Menelaus of Alexandria introduced the concept of the spherical triangle

It is not known exactly when the great Library of Alexandria burned down, but Alexandria remained an important intellectual centre for some centuries. In the 1st century BCE, Heron (or Hero) was another great Alexandrian inventor, best known in mathematical circles for Heronian triangles (triangles with integer sides and integer area), Heron’s Formula for finding the area of a triangle from its side lengths, and Heron’s Method for iteratively computing a square root. He was also the first mathematician to confront at least the idea of √-1 (although he had no idea how to treat it, something which had to wait for Tartaglia and Cardano in the 16th Century).

Menelaus of Alexandria, who lived in the 1st – 2nd Century CE, was the first to recognize geodesics on a curved surface as the natural analogues of straight lines on a flat plane. His book “Sphaerica” dealt with the geometry of the sphere and its application in astronomical measurements and calculations, and introduced the concept of spherical triangle (a figure formed of three great circle arcs, which he named “trilaterals“).

In the 3rd Century CE, Diophantus of Alexandria was the first to recognize fractions as numbers, and is considered an early innovator in the field of what would later become known as algebra. He applied himself to some quite complex algebraic problems, including what is now known as Diophantine Analysis, which deals with finding integer solutions to kinds of problems that lead to equations in several unknowns (Diophantine equations). Diophantus’ “Arithmetica”, a collection of problems giving numerical solutions of both determinate and indeterminate equations, was the most prominent work on algebra in all Greek mathematics, and his problems exercised the minds of many of the world’s best mathematicians for much of the next two millennia.

Conic Sections of Apollonius

Apollonius conics

Conic sections of Apollonius

But Alexandria was not the only centre of learning in the Hellenistic Greek empire. Mention should also be made of Apollonius of Perga (a city in modern-day southern Turkey) whose late 3rd Century BCE work on geometry (and, in particular, on conics and conic sections) was very influential on later European mathematicians. It was Apollonius who gave the ellipse, the parabola, and the hyperbola the names by which we know them, and showed how they could be derived from different sections through a cone.

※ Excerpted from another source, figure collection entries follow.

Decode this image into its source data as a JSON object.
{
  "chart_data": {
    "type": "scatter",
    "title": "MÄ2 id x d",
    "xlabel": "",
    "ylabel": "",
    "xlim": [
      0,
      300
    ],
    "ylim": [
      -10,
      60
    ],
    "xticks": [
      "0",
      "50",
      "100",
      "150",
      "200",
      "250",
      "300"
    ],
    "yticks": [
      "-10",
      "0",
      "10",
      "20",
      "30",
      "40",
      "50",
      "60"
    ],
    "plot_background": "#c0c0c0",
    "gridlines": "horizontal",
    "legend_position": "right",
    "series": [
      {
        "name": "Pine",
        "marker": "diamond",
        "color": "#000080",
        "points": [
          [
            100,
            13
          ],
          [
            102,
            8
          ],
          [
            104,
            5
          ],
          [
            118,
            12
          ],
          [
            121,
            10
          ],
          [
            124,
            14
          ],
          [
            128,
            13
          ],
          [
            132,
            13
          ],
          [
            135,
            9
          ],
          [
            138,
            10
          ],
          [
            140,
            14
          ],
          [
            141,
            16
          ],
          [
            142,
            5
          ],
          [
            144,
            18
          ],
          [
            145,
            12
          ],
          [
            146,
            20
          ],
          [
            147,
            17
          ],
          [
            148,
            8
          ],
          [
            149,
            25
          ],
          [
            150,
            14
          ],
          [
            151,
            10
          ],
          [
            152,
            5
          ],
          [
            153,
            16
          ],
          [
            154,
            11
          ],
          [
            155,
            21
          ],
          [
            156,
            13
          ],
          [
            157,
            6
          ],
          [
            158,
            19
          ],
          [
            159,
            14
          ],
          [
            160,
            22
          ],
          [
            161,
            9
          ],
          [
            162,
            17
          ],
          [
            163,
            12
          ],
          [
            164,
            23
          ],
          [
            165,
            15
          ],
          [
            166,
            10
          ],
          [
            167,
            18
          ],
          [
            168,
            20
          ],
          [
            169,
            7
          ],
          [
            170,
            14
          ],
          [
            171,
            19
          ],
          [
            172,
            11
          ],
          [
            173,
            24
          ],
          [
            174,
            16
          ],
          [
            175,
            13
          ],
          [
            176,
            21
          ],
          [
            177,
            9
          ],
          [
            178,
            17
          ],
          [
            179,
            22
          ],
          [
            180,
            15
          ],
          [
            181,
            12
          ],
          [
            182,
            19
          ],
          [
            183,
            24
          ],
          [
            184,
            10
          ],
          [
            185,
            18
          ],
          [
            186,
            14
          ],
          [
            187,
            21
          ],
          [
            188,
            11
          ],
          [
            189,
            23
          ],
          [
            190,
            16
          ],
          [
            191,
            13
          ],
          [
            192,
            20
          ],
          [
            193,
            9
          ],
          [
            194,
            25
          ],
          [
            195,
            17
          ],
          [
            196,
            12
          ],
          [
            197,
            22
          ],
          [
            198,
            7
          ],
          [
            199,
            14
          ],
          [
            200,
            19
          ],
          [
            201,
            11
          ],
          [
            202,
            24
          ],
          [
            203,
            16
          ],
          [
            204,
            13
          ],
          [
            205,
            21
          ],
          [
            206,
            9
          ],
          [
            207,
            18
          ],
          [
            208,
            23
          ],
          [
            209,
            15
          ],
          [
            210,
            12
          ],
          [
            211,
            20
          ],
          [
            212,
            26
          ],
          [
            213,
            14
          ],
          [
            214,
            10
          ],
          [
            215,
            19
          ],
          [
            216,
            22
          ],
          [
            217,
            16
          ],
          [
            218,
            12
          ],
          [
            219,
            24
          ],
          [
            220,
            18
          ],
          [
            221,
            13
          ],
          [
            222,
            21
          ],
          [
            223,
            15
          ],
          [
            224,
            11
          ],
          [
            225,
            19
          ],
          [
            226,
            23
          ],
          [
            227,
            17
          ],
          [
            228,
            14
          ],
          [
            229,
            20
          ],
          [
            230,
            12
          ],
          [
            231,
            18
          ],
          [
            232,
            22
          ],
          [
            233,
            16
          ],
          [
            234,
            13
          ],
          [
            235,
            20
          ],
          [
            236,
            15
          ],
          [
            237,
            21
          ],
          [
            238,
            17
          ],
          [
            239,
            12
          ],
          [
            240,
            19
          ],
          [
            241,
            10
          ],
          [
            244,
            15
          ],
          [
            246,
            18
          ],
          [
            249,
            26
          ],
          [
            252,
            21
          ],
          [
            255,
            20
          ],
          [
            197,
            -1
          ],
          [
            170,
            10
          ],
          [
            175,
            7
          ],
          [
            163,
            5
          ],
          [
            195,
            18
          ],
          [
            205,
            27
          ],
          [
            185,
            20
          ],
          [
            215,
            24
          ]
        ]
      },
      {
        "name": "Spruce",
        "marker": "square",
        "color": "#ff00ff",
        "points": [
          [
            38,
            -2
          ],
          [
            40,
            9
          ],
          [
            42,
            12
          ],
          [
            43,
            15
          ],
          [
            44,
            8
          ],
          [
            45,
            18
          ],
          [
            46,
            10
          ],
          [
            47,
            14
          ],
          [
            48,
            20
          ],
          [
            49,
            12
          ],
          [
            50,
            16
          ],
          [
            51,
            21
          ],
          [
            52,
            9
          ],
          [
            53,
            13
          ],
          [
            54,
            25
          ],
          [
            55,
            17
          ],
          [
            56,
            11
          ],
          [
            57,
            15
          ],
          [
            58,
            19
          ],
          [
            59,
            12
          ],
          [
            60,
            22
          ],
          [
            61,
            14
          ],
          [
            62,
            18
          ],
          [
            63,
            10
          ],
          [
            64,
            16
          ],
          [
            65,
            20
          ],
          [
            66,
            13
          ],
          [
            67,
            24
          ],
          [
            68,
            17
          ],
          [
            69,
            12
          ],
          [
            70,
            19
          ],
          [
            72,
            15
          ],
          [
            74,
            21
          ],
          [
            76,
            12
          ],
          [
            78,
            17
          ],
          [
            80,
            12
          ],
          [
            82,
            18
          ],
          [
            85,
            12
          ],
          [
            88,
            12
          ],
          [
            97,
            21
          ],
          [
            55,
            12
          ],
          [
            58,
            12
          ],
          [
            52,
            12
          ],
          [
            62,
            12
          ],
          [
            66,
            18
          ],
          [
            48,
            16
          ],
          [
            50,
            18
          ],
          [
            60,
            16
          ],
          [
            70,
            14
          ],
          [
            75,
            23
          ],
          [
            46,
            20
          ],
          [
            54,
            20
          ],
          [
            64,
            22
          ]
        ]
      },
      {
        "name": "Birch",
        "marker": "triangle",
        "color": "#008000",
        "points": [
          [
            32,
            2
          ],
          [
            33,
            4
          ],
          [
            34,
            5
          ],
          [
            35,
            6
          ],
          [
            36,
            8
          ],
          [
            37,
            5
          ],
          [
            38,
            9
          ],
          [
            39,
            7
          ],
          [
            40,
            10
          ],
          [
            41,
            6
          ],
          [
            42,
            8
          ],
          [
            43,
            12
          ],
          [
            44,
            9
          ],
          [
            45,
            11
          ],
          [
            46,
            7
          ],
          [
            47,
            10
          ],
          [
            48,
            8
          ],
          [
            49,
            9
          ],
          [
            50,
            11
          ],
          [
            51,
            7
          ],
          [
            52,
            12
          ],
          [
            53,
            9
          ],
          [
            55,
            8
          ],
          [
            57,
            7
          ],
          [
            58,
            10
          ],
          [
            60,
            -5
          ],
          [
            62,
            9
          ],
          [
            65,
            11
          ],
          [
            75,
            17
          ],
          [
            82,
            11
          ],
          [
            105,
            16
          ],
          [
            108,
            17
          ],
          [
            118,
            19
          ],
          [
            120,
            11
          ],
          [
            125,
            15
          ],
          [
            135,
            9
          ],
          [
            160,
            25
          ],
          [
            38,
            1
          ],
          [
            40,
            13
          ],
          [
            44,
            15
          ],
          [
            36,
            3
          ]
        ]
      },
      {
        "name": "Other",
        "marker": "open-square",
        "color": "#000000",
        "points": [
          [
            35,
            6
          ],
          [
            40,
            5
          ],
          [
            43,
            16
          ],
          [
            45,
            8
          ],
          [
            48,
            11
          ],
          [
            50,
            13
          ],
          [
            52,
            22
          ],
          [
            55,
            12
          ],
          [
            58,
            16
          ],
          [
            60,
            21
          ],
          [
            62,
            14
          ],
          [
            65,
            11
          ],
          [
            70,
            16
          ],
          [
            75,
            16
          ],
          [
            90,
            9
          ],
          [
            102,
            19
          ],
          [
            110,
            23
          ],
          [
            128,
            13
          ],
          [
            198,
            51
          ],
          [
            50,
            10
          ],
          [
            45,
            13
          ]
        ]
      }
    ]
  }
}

Hipparchus, who was also from Hellenistic Anatolia and who live in the 2nd Century BCE, was perhaps the greatest of all ancient astronomers. He revived the use of arithmetic techniques first developed by the Chaldeans and Babylonians, and is usually credited with the beginnings of trigonometry. He calculated (with remarkable accuracy for the time) the distance of the moon from the earth by measuring the different parts of the moon visible at different locations and calculating the distance using the properties of triangles. He went on to create the first table of chords (side lengths corresponding to different angles of a triangle). By the time of the great Alexandrian astronomer Ptolemy in the 2nd Century CE, however, Greek mastery of numerical procedures had progressed to the point where Ptolemy was able to include in his “Almagest” a table of trigonometric chords in a circle for steps of ¼° which (although expressed sexagesimally in the Babylonian style) is accurate to about five decimal places.

By the middle of the 1st Century BCE and thereafter, however, the Romans had tightened their grip on the old Greek empire. The Romans had no use for pure mathematics, only for its practical applications, and the Christian regime that followed it even less so. The final blow to the Hellenistic mathematical heritage at Alexandria might be seen in the figure of Hypatia, the first recorded female mathematician, and a renowned teacher who had written some respected commentaries on Diophantus and Apollonius. She was dragged to her death by a Christian mob in 415 CE.